1499 Pori

Discovery
- Discovered by: Y. Väisälä
- Discovery site: Turku Obs.
- Discovery date: 16 October 1938

Designations
- Named after: Pori (Finnish city)
- Alternative designations: 1938 UF · 1951 RU_{1} 1959 NA
- Minor planet category: main-belt · (middle) Eunomia

Orbital characteristics
- Epoch 4 September 2017 (JD 2458000.5)
- Uncertainty parameter 0
- Observation arc: 74.34 yr (27,154 days)
- Aphelion: 3.1679 AU
- Perihelion: 2.1729 AU
- Semi-major axis: 2.6704 AU
- Eccentricity: 0.1863
- Orbital period (sidereal): 4.36 yr (1,594 days)
- Mean anomaly: 80.655°
- Mean motion: 0° 13^{m} 33.24^{s} / day
- Inclination: 12.180°
- Longitude of ascending node: 239.62°
- Argument of perihelion: 74.926°

Physical characteristics
- Dimensions: 13.37±0.89 km 13.995±0.401 km 14.896±0.348 km 14.90±0.35 km 15.22 km (calculated)
- Synodic rotation period: 3.3557±0.0004 h 3.36±0.01 h 3.36±0.01 h 3.36±0.05 h
- Geometric albedo: 0.21 (assumed) 0.240±0.033 0.2986±0.0581 0.330±0.046
- Spectral type: S (assumed)
- Absolute magnitude (H): 11.20 · 11.30 · 11.4

= 1499 Pori =

Asteroid

1499 Pori, provisional designation , is a stony Eunomian asteroid from the central regions of the asteroid belt, approximately 15 kilometers in diameter. It was discovered on 16 October 1938, by Finnish astronomer Yrjö Väisälä at the Turku Observatory in southwest Finland. The asteroid was named after the Finnish city of Pori.

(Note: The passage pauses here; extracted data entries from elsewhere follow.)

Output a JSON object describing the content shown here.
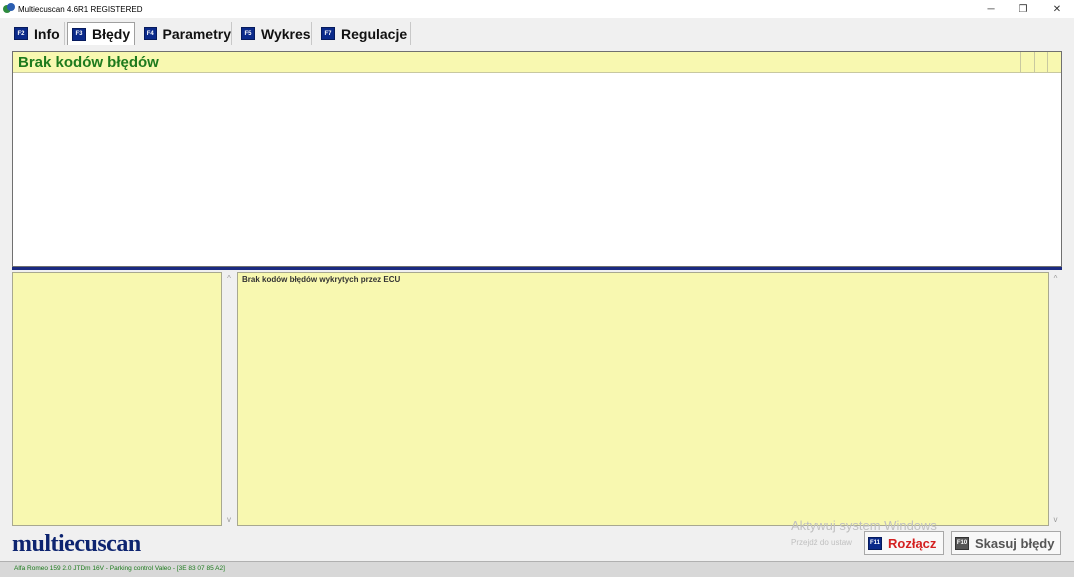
{
  "window": {
    "title": "Multiecuscan 4.6R1 REGISTERED",
    "min_glyph": "─",
    "max_glyph": "❐",
    "close_glyph": "✕"
  },
  "tabs": [
    {
      "key": "F2",
      "label": "Info",
      "active": false
    },
    {
      "key": "F3",
      "label": "Błędy",
      "active": true
    },
    {
      "key": "F4",
      "label": "Parametry",
      "active": false
    },
    {
      "key": "F5",
      "label": "Wykres",
      "active": false
    },
    {
      "key": "F7",
      "label": "Regulacje",
      "active": false
    }
  ],
  "upper_panel": {
    "title": "Brak kodów błędów"
  },
  "lower_panel": {
    "message": "Brak kodów błędów wykrytych przez ECU",
    "scroll_up": "^",
    "scroll_down": "v"
  },
  "footer": {
    "logo": "multiecuscan",
    "watermark_line1": "Aktywuj system Windows",
    "watermark_line2": "Przejdź do ustaw",
    "disconnect": {
      "key": "F11",
      "label": "Rozłącz"
    },
    "clear_errors": {
      "key": "F10",
      "label": "Skasuj błędy"
    }
  },
  "status": {
    "text": "Alfa Romeo 159 2.0 JTDm 16V - Parking control Valeo - [3E 83 07 85 A2]"
  },
  "colors": {
    "accent": "#0b2a8a",
    "panel_yellow": "#f8f8b0",
    "title_green": "#1d7a1d",
    "disconnect_red": "#d42020"
  }
}
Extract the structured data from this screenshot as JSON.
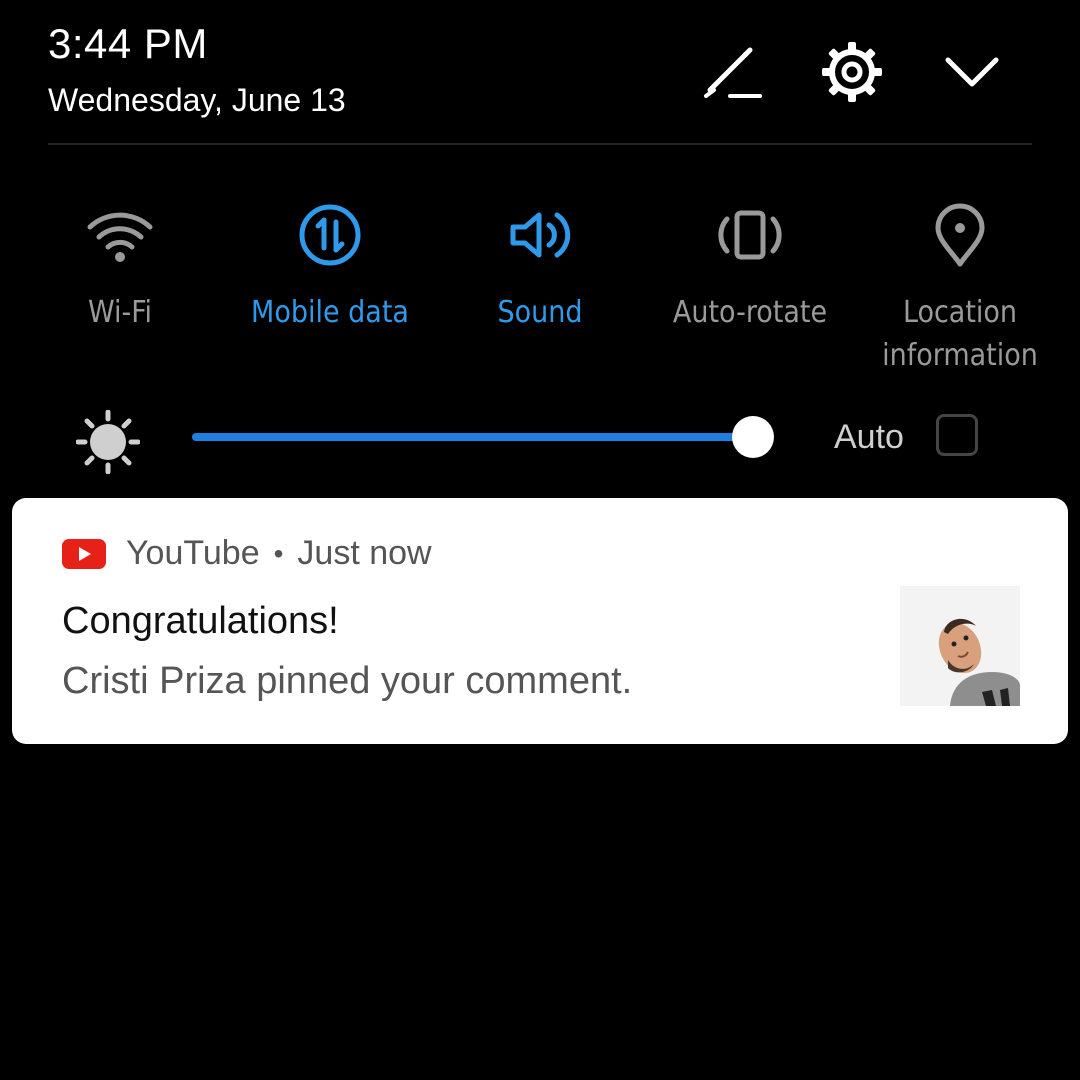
{
  "header": {
    "time": "3:44 PM",
    "date": "Wednesday, June 13",
    "actions": [
      {
        "name": "edit-icon"
      },
      {
        "name": "settings-gear-icon"
      },
      {
        "name": "chevron-down-icon"
      }
    ]
  },
  "quick_tiles": [
    {
      "label": "Wi-Fi",
      "icon": "wifi-icon",
      "active": false
    },
    {
      "label": "Mobile data",
      "icon": "mobile-data-icon",
      "active": true
    },
    {
      "label": "Sound",
      "icon": "sound-icon",
      "active": true
    },
    {
      "label": "Auto-rotate",
      "icon": "auto-rotate-icon",
      "active": false
    },
    {
      "label": "Location\ninformation",
      "icon": "location-icon",
      "active": false
    }
  ],
  "brightness": {
    "icon": "brightness-sun-icon",
    "level": 0.97,
    "auto_label": "Auto",
    "auto_checked": false
  },
  "notification": {
    "app_name": "YouTube",
    "separator": "•",
    "time": "Just now",
    "title": "Congratulations!",
    "body": "Cristi Priza pinned your comment.",
    "thumbnail": "user-avatar"
  },
  "colors": {
    "active": "#2f9aea",
    "inactive": "#9a9a9a",
    "slider_fill": "#1e7fe0",
    "youtube_red": "#e62117"
  }
}
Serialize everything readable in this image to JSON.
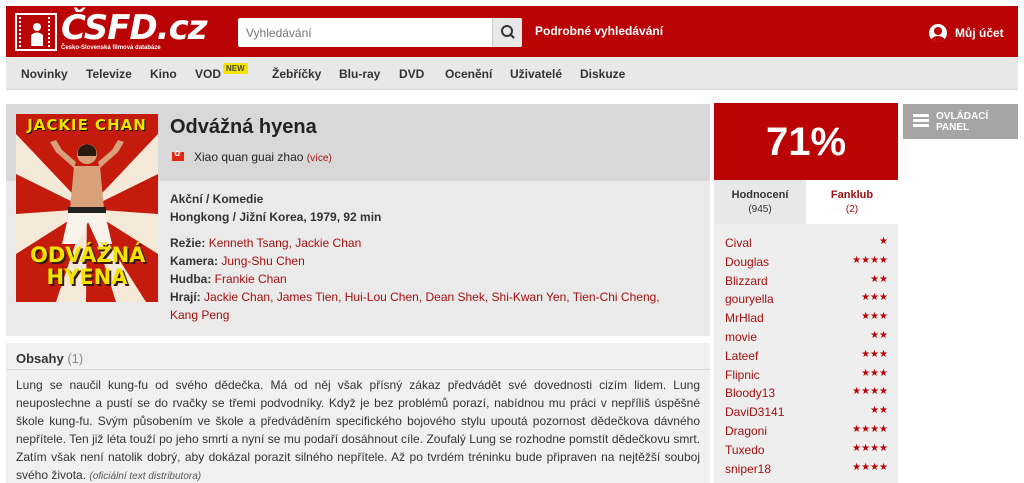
{
  "brand": {
    "name": "CSFD.cz",
    "logo_text": "ČSFD.cz",
    "subtitle": "Česko-Slovenská filmová databáze",
    "color": "#ba0305"
  },
  "header": {
    "search": {
      "placeholder": "Vyhledávání",
      "value": "",
      "icon": "search-icon"
    },
    "advanced_search": "Podrobné vyhledávání",
    "account_label": "Můj účet",
    "account_icon": "user-icon"
  },
  "nav": {
    "items": [
      {
        "label": "Novinky"
      },
      {
        "label": "Televize"
      },
      {
        "label": "Kino"
      },
      {
        "label": "VOD",
        "badge": "NEW"
      },
      {
        "label": "Žebříčky"
      },
      {
        "label": "Blu-ray"
      },
      {
        "label": "DVD"
      },
      {
        "label": "Ocenění"
      },
      {
        "label": "Uživatelé"
      },
      {
        "label": "Diskuze"
      }
    ]
  },
  "film": {
    "title": "Odvážná hyena",
    "alt_title": "Xiao quan guai zhao",
    "alt_more": "(více)",
    "alt_flag": "hongkong-flag-icon",
    "poster_text_top": "JACKIE CHAN",
    "poster_text_bottom": "ODVÁŽNÁ HYENA",
    "genre": "Akční / Komedie",
    "origin": "Hongkong / Jižní Korea, 1979, 92 min",
    "crew": [
      {
        "label": "Režie:",
        "people": "Kenneth Tsang, Jackie Chan"
      },
      {
        "label": "Kamera:",
        "people": "Jung-Shu Chen"
      },
      {
        "label": "Hudba:",
        "people": "Frankie Chan"
      },
      {
        "label": "Hrají:",
        "people": "Jackie Chan, James Tien, Hui-Lou Chen, Dean Shek, Shi-Kwan Yen, Tien-Chi Cheng,",
        "people_line2": "Kang Peng"
      }
    ]
  },
  "plot": {
    "title": "Obsahy",
    "count": "(1)",
    "text": "Lung se naučil kung-fu od svého dědečka. Má od něj však přísný zákaz předvádět své dovednosti cizím lidem. Lung neuposlechne a pustí se do rvačky se třemi podvodníky. Když je bez problémů porazí, nabídnou mu práci v nepříliš úspěšné škole kung-fu. Svým působením ve škole a předváděním specifického bojového stylu upoutá pozornost dědečkova dávného nepřítele. Ten již léta touží po jeho smrti a nyní se mu podaří dosáhnout cíle. Zoufalý Lung se rozhodne pomstít dědečkovu smrt. Zatím však není natolik dobrý, aby dokázal porazit silného nepřítele. Až po tvrdém tréninku bude připraven na nejtěžší souboj svého života.",
    "source": "(oficiální text distributora)"
  },
  "rating": {
    "percent": "71%",
    "tabs": [
      {
        "label": "Hodnocení",
        "count": "(945)"
      },
      {
        "label": "Fanklub",
        "count": "(2)"
      }
    ],
    "users": [
      {
        "name": "Cival",
        "stars": "★"
      },
      {
        "name": "Douglas",
        "stars": "★★★★"
      },
      {
        "name": "Blizzard",
        "stars": "★★"
      },
      {
        "name": "gouryella",
        "stars": "★★★"
      },
      {
        "name": "MrHlad",
        "stars": "★★★"
      },
      {
        "name": "movie",
        "stars": "★★"
      },
      {
        "name": "Lateef",
        "stars": "★★★"
      },
      {
        "name": "Flipnic",
        "stars": "★★★"
      },
      {
        "name": "Bloody13",
        "stars": "★★★★"
      },
      {
        "name": "DaviD3141",
        "stars": "★★"
      },
      {
        "name": "Dragoni",
        "stars": "★★★★"
      },
      {
        "name": "Tuxedo",
        "stars": "★★★★"
      },
      {
        "name": "sniper18",
        "stars": "★★★★"
      }
    ]
  },
  "control_panel": {
    "line1": "OVLÁDACÍ",
    "line2": "PANEL",
    "icon": "menu-lines-icon"
  }
}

== Orbit and classification ==

Pori is a member of the Eunomia family (502), a prominent family of stony asteroids and the largest one in the intermediate main belt with more than 5,000 members. It orbits the Sun in the central main belt at a distance of 2.2–3.2 AU once every 4 years and 4 months (1,594 days). Its orbit has an eccentricity of 0.19 and an inclination of 12° with respect to the ecliptic. The body's observation arc begins with its official discovery observation at Turku in October 1938.

== Physical characteristics ==

Pori is an assumed S-type asteroid which corresponds to the Eunomia family's overall spectral type.

=== Rotation period ===

Several rotational lightcurves of Pori have been obtained from photometric observations since 2003.

In August 2003, photometric observations made by Robert Stephens at the Santana Observatory (646) in California, gave a synodic rotation period of 3.36 hours. The lightcurve shows a brightness variation of 0.28 in magnitude (U=3). In August 2016, another lightcurve by Maurice Audejean gave a refined rotation period of 3.3557 hours with an amplitude of 0.34 magnitude (U=3).

=== Diameter and albedo ===

According to the surveys carried out by the Japanese Akari satellite and the NEOWISE mission of NASA's Wide-field Infrared Survey Explorer, Pori measures between 13.37 and 14.90 kilometers in diameter and its surface has an albedo between 0.240 and 0.330.

The Collaborative Asteroid Lightcurve Link assumes a standard albedo of 0.21 – derived from 15 Eunomia, the largest member and namesake of the Eunomia family – and calculates a diameter of 15.22 kilometers based on an absolute magnitude of 11.4.

== Naming ==

This minor planet was named after the city of Pori, located near the Gulf of Bothnia in Finland. The official was published by the Minor Planet Center on 20 February 1976 (M.P.C. 3928).